The largest amount of these gasses is hydrogen and it surrounds the galaxies in long clouds that stream out away from them. These hydrogen clouds are what give the Antennae Galaxy its name: on either side of the collision they form long arms that arch like an insect’s antennae.
Antennae Galaxy Profile
Designation: NGC 4038 and NGC 4039
Type: Colliding Spiral Galaxies
Diameter: About 360,000 light years
Distance from earth: 45 million light years*
Mass: unknown
Constellation: Corvus
Discovered: 1785 by William and Caroline Herschel (siblings)

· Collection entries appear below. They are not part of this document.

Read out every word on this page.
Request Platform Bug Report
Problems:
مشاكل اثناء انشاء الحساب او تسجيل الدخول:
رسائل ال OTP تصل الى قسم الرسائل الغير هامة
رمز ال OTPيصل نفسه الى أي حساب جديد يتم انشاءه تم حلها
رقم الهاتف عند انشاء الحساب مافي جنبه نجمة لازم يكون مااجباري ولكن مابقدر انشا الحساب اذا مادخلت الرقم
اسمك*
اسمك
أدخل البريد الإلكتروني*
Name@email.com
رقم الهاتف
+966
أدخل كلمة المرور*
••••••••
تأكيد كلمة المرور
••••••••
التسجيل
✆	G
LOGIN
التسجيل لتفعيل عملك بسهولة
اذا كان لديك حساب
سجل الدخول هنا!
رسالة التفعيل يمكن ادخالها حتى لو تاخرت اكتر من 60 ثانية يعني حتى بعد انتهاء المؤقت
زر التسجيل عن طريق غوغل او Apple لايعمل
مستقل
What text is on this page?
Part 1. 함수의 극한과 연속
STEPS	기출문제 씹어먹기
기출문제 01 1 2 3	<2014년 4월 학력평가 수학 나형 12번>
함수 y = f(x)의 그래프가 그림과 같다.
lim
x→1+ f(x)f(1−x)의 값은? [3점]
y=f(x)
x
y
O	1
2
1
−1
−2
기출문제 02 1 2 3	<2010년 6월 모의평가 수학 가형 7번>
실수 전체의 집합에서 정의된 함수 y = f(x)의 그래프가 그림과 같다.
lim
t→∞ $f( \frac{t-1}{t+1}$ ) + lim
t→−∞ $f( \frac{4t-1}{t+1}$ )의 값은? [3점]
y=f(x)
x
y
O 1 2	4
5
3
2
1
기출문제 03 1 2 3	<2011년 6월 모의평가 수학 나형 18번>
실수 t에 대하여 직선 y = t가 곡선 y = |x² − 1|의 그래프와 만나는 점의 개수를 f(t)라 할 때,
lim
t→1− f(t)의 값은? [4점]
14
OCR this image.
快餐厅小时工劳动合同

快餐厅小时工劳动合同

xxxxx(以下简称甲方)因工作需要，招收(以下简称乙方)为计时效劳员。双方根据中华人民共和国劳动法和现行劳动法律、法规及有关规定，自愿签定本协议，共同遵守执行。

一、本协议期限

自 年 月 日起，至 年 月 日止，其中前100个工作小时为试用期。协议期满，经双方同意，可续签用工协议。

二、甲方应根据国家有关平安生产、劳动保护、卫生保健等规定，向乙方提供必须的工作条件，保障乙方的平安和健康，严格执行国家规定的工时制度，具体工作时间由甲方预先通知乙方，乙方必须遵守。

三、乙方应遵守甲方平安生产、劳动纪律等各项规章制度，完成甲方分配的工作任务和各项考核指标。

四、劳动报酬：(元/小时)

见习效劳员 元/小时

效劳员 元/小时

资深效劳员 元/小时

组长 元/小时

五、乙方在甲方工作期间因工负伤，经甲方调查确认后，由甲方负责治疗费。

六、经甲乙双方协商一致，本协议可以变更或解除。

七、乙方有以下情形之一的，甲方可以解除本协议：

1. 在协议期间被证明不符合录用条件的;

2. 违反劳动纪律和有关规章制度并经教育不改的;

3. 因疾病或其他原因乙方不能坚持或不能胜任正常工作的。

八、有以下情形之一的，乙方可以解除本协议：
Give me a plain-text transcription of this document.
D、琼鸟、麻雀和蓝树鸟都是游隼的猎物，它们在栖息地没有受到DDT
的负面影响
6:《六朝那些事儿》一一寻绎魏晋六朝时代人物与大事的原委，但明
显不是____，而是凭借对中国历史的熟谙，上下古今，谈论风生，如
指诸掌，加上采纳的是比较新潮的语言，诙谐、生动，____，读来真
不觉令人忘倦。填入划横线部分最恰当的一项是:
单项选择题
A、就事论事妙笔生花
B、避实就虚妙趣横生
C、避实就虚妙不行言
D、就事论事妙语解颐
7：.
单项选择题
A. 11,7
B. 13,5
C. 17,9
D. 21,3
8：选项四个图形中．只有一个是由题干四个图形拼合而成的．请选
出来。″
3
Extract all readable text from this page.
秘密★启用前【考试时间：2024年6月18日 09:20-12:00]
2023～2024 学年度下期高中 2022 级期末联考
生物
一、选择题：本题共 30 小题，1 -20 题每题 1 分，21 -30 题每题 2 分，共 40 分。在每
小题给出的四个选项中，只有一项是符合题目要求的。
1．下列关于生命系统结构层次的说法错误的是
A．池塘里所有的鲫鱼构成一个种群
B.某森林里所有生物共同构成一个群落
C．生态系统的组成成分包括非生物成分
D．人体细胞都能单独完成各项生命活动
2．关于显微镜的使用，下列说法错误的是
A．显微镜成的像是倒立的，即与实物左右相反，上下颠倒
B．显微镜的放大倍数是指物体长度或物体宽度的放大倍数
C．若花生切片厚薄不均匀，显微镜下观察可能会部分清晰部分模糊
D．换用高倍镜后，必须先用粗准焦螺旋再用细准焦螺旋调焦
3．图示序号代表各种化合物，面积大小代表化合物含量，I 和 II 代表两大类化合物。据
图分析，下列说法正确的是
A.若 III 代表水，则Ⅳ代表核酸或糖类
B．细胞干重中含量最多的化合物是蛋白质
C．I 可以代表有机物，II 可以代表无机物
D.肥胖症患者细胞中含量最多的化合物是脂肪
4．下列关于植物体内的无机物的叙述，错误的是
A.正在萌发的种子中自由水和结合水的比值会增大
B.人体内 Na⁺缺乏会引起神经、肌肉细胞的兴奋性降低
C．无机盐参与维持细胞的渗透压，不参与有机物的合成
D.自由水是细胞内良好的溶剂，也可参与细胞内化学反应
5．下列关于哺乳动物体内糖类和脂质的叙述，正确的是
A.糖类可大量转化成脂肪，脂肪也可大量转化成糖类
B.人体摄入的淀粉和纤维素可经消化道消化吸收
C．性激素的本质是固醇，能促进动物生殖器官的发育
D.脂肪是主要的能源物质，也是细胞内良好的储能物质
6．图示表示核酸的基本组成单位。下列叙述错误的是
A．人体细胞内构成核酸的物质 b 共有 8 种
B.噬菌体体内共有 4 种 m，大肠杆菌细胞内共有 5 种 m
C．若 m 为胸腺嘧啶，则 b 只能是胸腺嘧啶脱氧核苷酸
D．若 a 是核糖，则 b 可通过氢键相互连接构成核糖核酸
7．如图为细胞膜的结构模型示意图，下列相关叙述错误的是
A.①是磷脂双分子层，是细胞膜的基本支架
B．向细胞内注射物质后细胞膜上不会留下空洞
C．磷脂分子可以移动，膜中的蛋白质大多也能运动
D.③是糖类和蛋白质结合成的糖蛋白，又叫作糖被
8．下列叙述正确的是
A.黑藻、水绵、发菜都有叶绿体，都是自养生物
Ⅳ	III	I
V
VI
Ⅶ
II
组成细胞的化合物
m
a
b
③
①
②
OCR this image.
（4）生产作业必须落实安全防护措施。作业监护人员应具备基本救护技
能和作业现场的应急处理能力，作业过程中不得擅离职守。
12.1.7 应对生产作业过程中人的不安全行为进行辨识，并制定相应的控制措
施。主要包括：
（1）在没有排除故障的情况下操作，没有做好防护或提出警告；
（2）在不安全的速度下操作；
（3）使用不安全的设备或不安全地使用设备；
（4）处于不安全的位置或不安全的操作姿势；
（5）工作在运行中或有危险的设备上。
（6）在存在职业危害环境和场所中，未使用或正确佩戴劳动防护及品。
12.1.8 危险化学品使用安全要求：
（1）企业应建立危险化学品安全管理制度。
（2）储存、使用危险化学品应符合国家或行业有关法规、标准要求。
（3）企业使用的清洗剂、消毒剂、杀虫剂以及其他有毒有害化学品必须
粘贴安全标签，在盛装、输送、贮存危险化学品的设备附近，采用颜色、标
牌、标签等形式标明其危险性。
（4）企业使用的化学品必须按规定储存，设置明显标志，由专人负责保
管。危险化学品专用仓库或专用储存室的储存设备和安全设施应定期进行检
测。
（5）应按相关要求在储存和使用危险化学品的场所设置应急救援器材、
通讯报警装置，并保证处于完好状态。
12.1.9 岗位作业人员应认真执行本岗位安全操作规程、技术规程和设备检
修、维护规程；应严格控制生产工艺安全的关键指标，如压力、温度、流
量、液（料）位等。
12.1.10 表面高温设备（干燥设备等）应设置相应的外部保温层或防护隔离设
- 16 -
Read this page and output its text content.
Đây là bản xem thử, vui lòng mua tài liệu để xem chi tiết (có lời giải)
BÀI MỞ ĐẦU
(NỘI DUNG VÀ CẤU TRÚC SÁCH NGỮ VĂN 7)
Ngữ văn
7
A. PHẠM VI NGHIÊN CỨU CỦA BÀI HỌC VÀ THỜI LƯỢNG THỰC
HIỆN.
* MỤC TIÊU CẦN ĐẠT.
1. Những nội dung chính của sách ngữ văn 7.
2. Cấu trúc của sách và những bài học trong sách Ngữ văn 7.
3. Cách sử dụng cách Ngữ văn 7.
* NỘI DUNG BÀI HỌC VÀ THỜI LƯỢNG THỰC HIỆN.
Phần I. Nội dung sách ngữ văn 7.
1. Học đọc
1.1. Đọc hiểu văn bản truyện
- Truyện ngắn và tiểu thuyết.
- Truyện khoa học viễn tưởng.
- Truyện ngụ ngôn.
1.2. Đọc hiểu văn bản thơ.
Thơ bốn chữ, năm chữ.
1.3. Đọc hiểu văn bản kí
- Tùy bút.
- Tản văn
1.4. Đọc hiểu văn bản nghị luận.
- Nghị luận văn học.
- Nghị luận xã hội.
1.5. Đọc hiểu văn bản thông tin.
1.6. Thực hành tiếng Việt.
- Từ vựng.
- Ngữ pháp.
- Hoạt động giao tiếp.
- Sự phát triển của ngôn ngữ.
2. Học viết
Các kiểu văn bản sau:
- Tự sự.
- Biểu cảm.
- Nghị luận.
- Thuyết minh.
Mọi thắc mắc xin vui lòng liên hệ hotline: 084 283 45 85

Estimated number of stars: 300 billion
Within the Galaxy
In the early 2000s, the Chandra X-Ray Observatory discovered many bright points within the Antennae Galaxy. These bright points are super star clusters, neutron stars, or black holes. A super star cluster is like a group of young stars all bound together by gravity. It is thought to be the ancestor of the globular cluster. Neutron stars are the core remains of a star that has collapsed. The black holes that exist in the Antennae Galaxy appear bright to observers since what is actually being observed is hot gasses from the stars within the galaxy being pulled into them.Also discovered by the Chandra X-Ray Observatory is that iron, magnesium, silicon and neon are present in large quantities in the Antennae Galaxy. At least two supernovas have been observed in the colliding galaxies, in 2004 and 2007, respectively.Images from the Hubble Telescope confirm the Chandra observations. The Hubble has photographed the Antennae Galaxy at least three times, in 1997, 2006 and 2013. These images show what appears to be a stormy cosmic dance of stars, gas clouds, dust and light. An arch of stars that have been pulled from other galaxies shows up as a bright blue, red and hot pink corona around the colliding galaxies.
Final Countdown
Scientists believe that within the next 400 million years the collision creating the Antennae Galaxy will be complete. At least 10 percent of the youngest stars will die when the galaxies finally collapse into an elliptical galaxy surrounding a super massive black hole. This new galaxy will combine both cores of the original galaxies, predominately old and dying stars. It will be surrounded by hundreds of stars, each with their own planetary systems. It is theorized that when the Milky Way collides with the Andromeda galaxy, a similar phenomenon will take place.
Discovery
British astronomer William Herschel discovered the colliding galaxies in 1785. This was four years after he discovered that the planet Uranus was not a star. William’s sister, Caroline, was his assistant for many of his deep space observations. William built more than 400 telescopes, though he is remembered most for the one that was forty feet (12 m) long, made of iron and perched upon a mount that was fully moveable. It was surrounded by a wooden frame that would not be dismantled until 1839. A 10 foot section of it still resides in the Royal Observatory, Greenwich.
William is credited with recording more than 800 pairs of stars that visually appear close together and more than 2000 celestial objects that he referred to as “nebulae.” (It was not until 1926 that many of Herschel’s recorded nebulae turned out to be such things as galaxies beyond the Milky Way.)*Note: May 2008: Research from the Hubble Telescope places the Antennae Galaxy much closer to earth than originally thought, moving it from 63 million light years to 45 million light years.